Location
- 600 Temple Ave. Camarillo, California 93010 United States

District information
- Grades: P-12
- Established: November 10, 1868; 156 years ago
- Superintendent: Danielle Cortes
- Schools: 14

Students and staff
- Students: 5,808
- Student–teacher ratio: 21:1

Other information
- Website: www.pleasantvalleysd.org

= Pleasant Valley School District (California) =

School district in Ventura County, California

The Pleasant Valley School District (PVSD) is a K-12 public school district based in Camarillo, California, United States. It is the oldest continuously operated school district in Ventura County.

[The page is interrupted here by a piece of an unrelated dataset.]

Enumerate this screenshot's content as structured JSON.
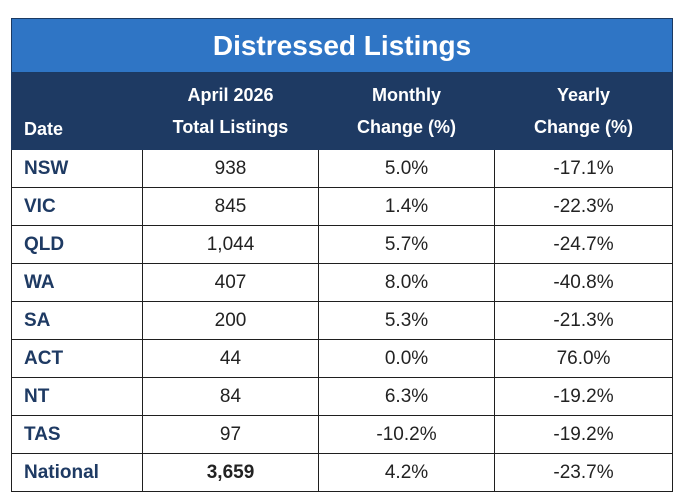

As of the 2022-23 school year, 5,808 students were enrolled in PVSD schools.

==Schools==

| School | Enrollment (as of the 2022-23 school year) | Grades |
|---|---|---|
| Preschool Early Education Program PEEP | No data available. | Pre-K |
| Dos Caminos Elementary | 302 | K-5 |
| Camarillo Heights STEM Academy | 365 | K-5 |
| Las Posas Elementary | 456 | K-5 |
| La Mariposa | 555 | K-5 |
| Tierra Linda Elementary | 561 | K-5 |
| Rancho Rosal Elementary | 576 | K-5 |
| Monte Vista Middle | 680 | 6-8 |
| Las Colinas Middle | 735 | 6-8 |
| Santa Rosa Technology Magnet | 484 | K-8 |
| Pleasant Valley School of Engineering and Arts | 536 | K-8 |
| Los Primeros School of Sciences and Arts | 556 | K-8 |
| University Preparation Charter School at CSU Channel Islands | 722 | K-8 |
| Peak Prep Pleasant Valley | No data available. | K-12 |

All of PVSD's campuses have physical locations, excepting Peak Prep, a school which is entirely virtual.